Google has here the opportunity to enter a segment that is expected to grow at a CAGR of 25% over the next decade, reaching a total market of 400 billion dollars, according to Global Market Insights.
GPU Market Forecasts (Global Market Insights)
And this is just an idea of what Google will earn if it commercializes this technology. However, the biggest benefit for Google would be to power its suite of AI applications in-house. At the very least, much cheaper and, in the end, with better technology than NVDA provides.
Other considerations
Having said that, we have to understand that there are other important players in this race. Microsoft is one of them, as is Meta Platforms (META), which recently unveiled its own AI chip.

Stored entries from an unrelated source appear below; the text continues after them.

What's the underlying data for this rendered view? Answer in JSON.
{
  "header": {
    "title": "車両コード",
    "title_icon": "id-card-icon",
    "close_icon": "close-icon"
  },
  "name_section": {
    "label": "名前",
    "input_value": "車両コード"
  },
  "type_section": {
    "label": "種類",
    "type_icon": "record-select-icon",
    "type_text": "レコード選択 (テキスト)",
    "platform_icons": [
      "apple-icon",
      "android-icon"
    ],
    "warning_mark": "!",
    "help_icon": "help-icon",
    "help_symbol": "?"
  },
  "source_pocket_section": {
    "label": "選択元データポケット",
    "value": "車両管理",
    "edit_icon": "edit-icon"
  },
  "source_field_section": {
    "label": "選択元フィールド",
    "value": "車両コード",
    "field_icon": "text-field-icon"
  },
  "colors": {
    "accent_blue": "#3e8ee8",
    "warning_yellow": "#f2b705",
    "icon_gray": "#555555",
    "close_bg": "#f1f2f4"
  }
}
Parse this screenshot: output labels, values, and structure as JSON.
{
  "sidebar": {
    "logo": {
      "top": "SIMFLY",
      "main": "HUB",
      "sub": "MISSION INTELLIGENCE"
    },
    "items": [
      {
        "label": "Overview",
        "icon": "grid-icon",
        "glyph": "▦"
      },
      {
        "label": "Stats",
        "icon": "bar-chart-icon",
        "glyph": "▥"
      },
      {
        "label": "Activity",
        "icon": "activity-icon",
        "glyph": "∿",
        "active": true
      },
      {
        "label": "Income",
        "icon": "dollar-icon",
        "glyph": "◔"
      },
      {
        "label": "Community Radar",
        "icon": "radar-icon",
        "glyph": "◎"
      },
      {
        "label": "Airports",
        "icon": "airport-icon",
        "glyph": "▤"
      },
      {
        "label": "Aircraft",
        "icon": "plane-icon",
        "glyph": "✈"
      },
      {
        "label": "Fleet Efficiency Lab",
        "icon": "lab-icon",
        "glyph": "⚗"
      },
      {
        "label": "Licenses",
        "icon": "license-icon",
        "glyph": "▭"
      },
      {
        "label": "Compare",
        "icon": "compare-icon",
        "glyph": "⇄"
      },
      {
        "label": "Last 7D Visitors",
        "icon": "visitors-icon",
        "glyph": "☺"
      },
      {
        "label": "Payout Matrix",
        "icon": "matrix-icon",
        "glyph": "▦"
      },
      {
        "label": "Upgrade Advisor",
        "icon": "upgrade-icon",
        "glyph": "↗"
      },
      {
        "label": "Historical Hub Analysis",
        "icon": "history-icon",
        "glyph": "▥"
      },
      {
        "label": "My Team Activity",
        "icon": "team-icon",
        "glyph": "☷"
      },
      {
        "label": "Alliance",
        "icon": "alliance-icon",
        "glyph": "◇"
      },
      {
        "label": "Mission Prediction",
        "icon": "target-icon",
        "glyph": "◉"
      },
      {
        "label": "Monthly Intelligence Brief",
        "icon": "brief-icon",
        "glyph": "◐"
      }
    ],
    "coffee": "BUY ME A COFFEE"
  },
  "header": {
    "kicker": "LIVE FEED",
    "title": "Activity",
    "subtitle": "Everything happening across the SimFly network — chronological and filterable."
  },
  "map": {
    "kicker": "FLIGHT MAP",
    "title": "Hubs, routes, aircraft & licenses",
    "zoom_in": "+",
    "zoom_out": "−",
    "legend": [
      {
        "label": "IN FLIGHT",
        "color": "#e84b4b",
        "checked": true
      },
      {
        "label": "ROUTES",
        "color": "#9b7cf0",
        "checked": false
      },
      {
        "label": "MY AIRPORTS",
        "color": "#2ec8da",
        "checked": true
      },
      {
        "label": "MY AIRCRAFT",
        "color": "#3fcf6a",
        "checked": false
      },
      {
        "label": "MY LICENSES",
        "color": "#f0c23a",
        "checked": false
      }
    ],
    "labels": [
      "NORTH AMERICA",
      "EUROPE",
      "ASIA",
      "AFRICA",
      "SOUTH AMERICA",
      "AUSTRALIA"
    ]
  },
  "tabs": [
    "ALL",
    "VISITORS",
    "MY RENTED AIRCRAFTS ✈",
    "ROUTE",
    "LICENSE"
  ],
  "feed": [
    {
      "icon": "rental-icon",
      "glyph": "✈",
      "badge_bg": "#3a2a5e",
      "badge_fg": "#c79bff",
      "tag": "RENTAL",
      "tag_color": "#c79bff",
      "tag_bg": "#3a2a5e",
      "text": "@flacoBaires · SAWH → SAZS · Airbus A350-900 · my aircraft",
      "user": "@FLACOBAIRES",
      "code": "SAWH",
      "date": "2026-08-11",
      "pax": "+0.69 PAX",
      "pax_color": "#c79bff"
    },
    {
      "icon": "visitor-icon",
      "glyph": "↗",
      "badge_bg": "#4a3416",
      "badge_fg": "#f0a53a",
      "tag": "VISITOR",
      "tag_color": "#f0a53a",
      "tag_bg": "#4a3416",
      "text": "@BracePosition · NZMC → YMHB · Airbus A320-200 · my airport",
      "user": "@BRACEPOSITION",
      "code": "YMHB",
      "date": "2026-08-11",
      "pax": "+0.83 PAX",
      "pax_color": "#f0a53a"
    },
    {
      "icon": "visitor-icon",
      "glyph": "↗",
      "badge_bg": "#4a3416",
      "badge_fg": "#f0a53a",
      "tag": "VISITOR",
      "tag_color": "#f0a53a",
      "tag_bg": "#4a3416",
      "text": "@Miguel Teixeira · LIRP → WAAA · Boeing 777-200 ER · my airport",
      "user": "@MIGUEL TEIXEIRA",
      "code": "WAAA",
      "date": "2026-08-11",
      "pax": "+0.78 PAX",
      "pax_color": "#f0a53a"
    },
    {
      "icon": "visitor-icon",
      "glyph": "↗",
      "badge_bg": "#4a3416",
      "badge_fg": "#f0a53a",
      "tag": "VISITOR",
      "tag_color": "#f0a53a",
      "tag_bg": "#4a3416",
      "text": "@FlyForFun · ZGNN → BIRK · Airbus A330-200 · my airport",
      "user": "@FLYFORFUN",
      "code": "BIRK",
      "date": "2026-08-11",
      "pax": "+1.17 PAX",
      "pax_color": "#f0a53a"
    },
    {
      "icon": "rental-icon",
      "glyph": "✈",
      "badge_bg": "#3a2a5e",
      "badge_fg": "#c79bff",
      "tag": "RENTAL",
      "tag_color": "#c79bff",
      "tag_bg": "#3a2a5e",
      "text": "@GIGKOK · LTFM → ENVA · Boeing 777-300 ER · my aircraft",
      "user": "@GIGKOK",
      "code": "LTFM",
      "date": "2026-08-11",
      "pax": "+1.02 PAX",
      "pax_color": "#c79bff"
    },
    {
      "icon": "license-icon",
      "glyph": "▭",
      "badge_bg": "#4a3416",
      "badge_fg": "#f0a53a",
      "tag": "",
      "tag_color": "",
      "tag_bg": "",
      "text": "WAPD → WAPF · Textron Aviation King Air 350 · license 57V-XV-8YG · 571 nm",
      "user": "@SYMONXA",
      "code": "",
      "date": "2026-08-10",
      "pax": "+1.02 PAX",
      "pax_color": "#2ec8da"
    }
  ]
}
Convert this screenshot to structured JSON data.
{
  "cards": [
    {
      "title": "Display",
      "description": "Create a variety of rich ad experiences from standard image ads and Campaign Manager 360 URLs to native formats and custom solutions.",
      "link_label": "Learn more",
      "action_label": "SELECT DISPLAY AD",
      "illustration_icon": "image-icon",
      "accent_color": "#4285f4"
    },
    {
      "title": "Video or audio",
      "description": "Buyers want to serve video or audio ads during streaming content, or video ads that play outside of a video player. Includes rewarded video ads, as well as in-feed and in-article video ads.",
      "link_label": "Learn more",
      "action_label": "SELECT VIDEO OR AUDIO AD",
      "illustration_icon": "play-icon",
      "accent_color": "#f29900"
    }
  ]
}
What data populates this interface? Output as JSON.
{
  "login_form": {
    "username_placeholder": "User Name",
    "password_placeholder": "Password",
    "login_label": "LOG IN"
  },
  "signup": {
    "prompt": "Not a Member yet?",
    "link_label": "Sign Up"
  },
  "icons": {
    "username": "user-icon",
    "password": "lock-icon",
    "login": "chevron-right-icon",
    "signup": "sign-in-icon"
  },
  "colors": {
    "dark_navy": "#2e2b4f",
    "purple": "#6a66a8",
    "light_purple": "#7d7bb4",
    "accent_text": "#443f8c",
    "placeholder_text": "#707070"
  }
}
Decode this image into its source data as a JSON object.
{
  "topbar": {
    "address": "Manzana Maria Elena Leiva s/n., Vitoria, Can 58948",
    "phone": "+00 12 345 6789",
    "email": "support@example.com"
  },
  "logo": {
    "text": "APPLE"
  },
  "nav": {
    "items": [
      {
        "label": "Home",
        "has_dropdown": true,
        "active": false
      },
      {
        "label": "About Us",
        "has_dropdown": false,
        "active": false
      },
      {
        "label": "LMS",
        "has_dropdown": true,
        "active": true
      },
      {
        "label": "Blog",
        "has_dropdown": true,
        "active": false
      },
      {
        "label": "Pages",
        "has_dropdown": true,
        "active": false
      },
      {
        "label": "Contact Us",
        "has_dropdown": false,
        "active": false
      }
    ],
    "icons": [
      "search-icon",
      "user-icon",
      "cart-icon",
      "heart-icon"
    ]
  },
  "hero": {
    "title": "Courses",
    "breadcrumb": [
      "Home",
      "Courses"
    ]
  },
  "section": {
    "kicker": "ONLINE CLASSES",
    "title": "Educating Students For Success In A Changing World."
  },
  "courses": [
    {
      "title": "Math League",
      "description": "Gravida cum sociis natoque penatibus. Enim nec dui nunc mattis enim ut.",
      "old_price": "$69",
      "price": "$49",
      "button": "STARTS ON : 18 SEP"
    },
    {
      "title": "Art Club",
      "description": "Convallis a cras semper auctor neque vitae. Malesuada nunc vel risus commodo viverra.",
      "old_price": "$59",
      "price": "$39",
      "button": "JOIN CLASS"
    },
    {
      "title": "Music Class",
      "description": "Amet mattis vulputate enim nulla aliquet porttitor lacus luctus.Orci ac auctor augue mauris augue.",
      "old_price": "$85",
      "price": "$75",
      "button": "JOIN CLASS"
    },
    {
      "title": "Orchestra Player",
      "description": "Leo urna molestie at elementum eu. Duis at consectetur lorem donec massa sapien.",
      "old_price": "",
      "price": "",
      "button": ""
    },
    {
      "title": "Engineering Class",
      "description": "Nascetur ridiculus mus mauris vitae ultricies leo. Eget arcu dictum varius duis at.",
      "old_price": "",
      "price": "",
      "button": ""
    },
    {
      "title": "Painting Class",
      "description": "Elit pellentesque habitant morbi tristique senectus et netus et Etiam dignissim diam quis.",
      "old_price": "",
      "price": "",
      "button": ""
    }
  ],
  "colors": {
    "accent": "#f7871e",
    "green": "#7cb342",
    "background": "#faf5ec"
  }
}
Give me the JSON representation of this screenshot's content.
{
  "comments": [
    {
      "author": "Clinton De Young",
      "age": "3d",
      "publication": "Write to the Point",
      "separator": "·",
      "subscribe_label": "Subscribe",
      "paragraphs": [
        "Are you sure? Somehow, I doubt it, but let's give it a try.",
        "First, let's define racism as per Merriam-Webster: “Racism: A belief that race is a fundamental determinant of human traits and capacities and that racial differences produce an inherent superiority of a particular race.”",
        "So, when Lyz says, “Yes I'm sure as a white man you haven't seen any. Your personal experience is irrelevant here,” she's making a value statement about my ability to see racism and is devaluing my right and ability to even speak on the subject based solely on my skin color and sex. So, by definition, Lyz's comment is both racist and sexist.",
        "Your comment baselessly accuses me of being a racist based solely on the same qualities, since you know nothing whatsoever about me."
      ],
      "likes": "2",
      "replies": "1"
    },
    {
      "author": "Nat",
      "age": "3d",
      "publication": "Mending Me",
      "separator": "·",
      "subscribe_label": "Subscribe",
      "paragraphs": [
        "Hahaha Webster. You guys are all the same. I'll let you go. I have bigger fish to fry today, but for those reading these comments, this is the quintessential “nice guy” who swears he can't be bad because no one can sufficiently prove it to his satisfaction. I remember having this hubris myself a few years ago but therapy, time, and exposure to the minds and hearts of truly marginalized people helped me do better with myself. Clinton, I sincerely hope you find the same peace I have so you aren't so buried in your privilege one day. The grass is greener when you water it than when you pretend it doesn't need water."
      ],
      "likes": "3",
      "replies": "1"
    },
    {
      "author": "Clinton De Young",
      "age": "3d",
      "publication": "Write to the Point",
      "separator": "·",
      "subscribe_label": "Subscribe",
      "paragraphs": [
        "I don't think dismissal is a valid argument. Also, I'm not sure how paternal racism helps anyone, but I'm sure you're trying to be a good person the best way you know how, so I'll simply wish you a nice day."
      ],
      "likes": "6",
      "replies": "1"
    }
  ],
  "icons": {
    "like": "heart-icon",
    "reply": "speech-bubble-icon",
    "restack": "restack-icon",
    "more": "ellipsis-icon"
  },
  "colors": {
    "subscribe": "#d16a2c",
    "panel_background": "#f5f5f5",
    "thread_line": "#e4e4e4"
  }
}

Finally, I would like to conclude with a word of caution. While AI has a lot of potential, companies should also be careful not to give AI too much responsibility too soon. Companies like Google need to be aware of the limitations of AI, as well as its possibilities.
Large language models are very good at predicting the next thing to say, but still lack the reliability required in a commercial setting.
Final thoughts
There’s no denying the growth story behind NVIDIA, but that doesn’t necessarily justify today’s valuation. While the stock could easily continue to rise, this is a speculative move now. A more sensible bet, at this point, could be to focus on Google’s ability to disrupt the GPU market. As mentioned above, they have the necessary means and motivation. Artificial intelligence is a complex topic, so investors need to work hard to understand it before investing in it.